Mais le Mucem s’est aussi donné les moyens de répondre à la monumentalité des supports urbains : le pan du mur de Berlin donné au musée par la ville de Berlin, grâce à Barbara Kisseler, en 2008 a déjà été exposé et publié, et plusieurs œuvres récemment acquises prennent pour support des fragments de train – comme les banquettes de Sike14 ou la porte d’un train Z6100 surnommé « petit gris » transformée par Maxime Drouet en installation lumineuse et vidéo sous le titre Dura Lex sed Lex (fig. 2)15.

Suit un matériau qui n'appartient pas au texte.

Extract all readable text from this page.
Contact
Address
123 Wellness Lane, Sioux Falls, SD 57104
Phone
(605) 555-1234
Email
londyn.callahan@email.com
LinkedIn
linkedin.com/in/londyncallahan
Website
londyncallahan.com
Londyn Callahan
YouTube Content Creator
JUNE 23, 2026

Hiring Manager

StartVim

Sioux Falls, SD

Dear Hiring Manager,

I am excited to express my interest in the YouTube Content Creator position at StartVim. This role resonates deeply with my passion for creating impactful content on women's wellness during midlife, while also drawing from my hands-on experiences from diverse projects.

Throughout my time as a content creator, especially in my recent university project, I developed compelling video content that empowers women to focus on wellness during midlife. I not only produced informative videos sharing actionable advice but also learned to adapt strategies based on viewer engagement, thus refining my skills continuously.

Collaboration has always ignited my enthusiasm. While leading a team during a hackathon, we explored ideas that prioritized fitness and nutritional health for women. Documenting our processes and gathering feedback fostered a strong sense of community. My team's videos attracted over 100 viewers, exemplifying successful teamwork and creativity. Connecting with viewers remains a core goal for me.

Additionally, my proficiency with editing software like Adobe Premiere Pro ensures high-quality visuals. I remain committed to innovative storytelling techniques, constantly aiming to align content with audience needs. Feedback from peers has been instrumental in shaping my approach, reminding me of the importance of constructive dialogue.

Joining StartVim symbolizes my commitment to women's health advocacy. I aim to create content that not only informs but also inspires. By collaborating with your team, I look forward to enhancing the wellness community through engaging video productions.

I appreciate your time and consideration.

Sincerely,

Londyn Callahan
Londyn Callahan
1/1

2  Maxime Drouet, Dura Lex Sed Lex, installation vidéo et picturale créée à partir d’une porte de « petit gris », 2019, techniques mixtes, 195 × 150 cm, Mucem, inv. 2020.11.1.1-3. Crédits : Mucem/photographie : Marianne Kuhn

Cette œuvre pose la question du développement d’un marché des arts urbains et de la représentation dans les collections d’œuvres créées pour des espaces d’exposition et/ou de vente, quelques fois regroupées sous le terme discuté de « post-graffiti ». Le phénomène est matérialisé dans les collections à travers une vingtaine de toiles et quelques sculptures – tel le lettrage en ronde-bosse de béton peint de Daim16. La poursuite de ce type d’acquisitions peut être légitime sous réserve que l’importance de l’artiste au sein du mouvement graffiti soit établie et que la peinture ne soit pas la simple transposition sur toile du geste habituel du graffeur, mais témoigne d’une recherche plastique renouvelée. La perméabilité observable en Grèce entre les mondes du graffiti et de l’art contemporain nous a ainsi conduits à faire en 2023 l’acquisition d’une toile de Zap (fig. 3), où le geste, le cerne et le all-over relèvent encore du graffiti, réinterprété toutefois à travers une approche expérimentale des techniques et matériaux17.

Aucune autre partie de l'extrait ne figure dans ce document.